Perhaps if we could understand the conditions comets formed under then maybe new insight could be gathered. In the early solar system, hydrogen and oxygen were the most prevalent elements around and a majority of it was claimed by the sun and the gas giants. The remaining oxygen bonded to various other elements such as leftover hydrogen. As one got closer to the swirling mass that would become the sun, things became warmer and more crowded but as you moved out it got cooler and more spacious. Therefore, icy particles would remain on the outskirts while the rockier components would remain inwards. On top of that, angular momentum caused different rates of rotation and so those rocky particles would accumulate through collisions and eventually could reach a size where water could find a refuge from the conditions around it. The comets would have migrated outward until they arrived in the Kuiper Belt and the Oort Cloud (Eicher, Jewitt 38).

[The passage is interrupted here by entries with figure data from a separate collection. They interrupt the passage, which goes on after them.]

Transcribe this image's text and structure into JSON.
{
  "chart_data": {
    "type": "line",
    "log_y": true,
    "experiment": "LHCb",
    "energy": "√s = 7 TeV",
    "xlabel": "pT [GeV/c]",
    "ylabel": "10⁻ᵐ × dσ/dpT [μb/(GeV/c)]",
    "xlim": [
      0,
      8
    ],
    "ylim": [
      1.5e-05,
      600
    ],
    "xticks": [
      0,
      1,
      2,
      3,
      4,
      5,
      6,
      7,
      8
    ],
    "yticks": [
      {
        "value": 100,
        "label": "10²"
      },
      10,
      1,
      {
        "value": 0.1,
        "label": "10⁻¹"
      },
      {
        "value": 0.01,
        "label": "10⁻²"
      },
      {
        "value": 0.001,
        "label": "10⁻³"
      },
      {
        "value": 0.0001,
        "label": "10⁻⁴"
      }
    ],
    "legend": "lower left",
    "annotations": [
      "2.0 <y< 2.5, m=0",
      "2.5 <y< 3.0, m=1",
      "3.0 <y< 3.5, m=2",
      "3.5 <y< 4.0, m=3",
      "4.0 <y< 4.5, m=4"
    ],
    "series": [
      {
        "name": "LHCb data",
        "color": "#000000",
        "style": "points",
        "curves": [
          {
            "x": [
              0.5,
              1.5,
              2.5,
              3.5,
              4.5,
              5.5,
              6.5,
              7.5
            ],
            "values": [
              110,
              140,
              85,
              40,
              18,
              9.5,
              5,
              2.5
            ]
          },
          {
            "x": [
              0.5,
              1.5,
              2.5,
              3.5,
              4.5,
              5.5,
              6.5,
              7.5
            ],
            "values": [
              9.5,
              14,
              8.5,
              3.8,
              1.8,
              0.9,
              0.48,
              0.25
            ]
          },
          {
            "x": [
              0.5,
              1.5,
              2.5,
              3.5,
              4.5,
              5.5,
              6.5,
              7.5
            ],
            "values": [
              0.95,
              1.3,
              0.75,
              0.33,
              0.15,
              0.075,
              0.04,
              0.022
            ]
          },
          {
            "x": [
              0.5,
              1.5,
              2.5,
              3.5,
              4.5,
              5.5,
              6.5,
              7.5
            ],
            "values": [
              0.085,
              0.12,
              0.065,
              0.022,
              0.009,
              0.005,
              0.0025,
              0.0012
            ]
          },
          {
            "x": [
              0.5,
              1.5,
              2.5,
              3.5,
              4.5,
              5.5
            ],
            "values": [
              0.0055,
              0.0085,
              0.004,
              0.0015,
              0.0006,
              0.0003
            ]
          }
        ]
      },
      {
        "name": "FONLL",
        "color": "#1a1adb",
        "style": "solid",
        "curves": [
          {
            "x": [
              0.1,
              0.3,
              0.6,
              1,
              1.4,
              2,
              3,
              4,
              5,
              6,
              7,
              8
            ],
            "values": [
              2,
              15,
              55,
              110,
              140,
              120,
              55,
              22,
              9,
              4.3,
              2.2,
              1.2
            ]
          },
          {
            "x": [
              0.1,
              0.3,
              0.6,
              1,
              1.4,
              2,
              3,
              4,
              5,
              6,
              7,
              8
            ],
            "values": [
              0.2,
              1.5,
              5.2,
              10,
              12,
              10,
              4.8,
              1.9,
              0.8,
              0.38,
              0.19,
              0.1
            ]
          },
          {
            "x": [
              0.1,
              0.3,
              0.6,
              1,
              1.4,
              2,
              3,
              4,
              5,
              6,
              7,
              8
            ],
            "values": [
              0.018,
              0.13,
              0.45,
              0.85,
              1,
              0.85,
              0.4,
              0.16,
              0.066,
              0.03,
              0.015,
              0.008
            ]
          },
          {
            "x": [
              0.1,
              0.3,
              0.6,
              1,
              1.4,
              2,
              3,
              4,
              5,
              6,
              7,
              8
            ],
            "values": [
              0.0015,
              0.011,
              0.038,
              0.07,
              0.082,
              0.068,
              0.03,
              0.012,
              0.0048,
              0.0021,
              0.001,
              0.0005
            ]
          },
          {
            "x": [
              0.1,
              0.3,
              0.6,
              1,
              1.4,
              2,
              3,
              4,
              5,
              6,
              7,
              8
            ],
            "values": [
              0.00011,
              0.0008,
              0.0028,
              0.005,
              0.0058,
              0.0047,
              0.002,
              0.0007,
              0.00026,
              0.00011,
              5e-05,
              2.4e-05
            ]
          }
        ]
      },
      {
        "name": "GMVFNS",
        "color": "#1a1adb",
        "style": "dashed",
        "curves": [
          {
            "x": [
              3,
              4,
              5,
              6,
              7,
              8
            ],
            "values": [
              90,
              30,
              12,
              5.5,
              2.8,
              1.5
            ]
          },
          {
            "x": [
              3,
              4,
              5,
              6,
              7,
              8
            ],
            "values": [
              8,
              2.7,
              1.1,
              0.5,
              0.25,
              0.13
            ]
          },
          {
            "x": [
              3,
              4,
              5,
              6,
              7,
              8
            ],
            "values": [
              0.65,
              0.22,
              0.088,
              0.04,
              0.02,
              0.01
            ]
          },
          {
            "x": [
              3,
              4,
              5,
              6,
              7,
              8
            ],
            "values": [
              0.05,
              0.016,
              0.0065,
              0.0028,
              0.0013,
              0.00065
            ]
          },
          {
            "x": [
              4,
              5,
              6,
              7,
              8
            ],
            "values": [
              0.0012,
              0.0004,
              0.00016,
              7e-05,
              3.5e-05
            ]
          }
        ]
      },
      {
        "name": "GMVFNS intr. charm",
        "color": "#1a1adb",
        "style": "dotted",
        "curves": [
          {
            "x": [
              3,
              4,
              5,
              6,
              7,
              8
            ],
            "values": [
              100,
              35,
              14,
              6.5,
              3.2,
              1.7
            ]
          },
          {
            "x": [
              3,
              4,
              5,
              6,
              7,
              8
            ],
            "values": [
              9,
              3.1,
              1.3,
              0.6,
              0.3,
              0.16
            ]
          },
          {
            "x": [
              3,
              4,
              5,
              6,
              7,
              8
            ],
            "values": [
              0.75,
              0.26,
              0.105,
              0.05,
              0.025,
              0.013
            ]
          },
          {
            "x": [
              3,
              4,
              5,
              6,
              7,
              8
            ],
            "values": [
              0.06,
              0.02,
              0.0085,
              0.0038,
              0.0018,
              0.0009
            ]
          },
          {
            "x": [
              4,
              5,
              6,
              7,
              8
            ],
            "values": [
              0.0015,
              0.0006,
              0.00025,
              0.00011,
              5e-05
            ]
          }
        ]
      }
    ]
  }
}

In fact, there is a specific region known as the snow line, where the solar radiation and friction reached a low enough level for water to freeze. Located around this region was the asteroid belt. In fact, certain asteroids have been found to contain water and have deuterium levels which are near Earth-levels. They also have a tendency to strike objects courtesy of gravity nudges from Jupiter. The moon stands as a testament to this bombardment. In fact, models show that water may have been inside asteroids because of the snow line and where they formed. When aluminum-26 decays into magnesium-26, it releases heat which would have liquefied the water briefly and let it flow through porous rock before freezing again. Carbonaceous chondrites found on Earth seem to support this (Jewitt 42, Carnegie).
Perhaps even larger objects could have hung onto water as they cooled off. Whatever the source, the biggest problem is how water would be delivered over a long-term period. All simulations show that it happens over a short-period despite none of those time-frames matching when Earth would have received enough water, whether it was from asteroids or comets. Argon levels on Earth are low while in asteroids they are high, proofing to be a problem in the asteroid theory. And of course new findings from Rosetta put further doubt about comets being the originator of water on Earth, with the deuterium ratio being 3 times ours (Eicher, Jewitt 38, 41-2). The mystery endures.
Carnegie Institution for Science. "Solar system ice: source of Earth's water." Astronomy.com. Kalmbach Publishing Co., 13 Jul. 2012. Web. 03 Aug. 2016.
Eicher, David J. "Did Comets Deliver Earth's Oceans?" TheHuffingtonPost.com. The Huffington Post, 31 July 2013. Web. 26 Apr. 2014.
Jewitt, David and Edmund D. Young. "Oceans from the Skies." Scientific American Mar. 2015:38-9, 42-3. Print.
JPL. "Titan's Building Blocks Might Predate Saturn." Astronomy.com. Kalmbach Publishing Co., 25 Jun. 2014. Web. 29 Dec. 2014.
Kleeman, Elise. “Comets: Powdery Puffballs In Space?” Discover Oct. 2005: 7. Print
Kruski, Liz. "Comet Hints at Possible Source of Earth's Water." Astronomy Feb. 2012: 17. Print
Newcott, William. “The Age of Comets.” National Geographic Dec.1997: 97, 100, 102, 106-7. Print.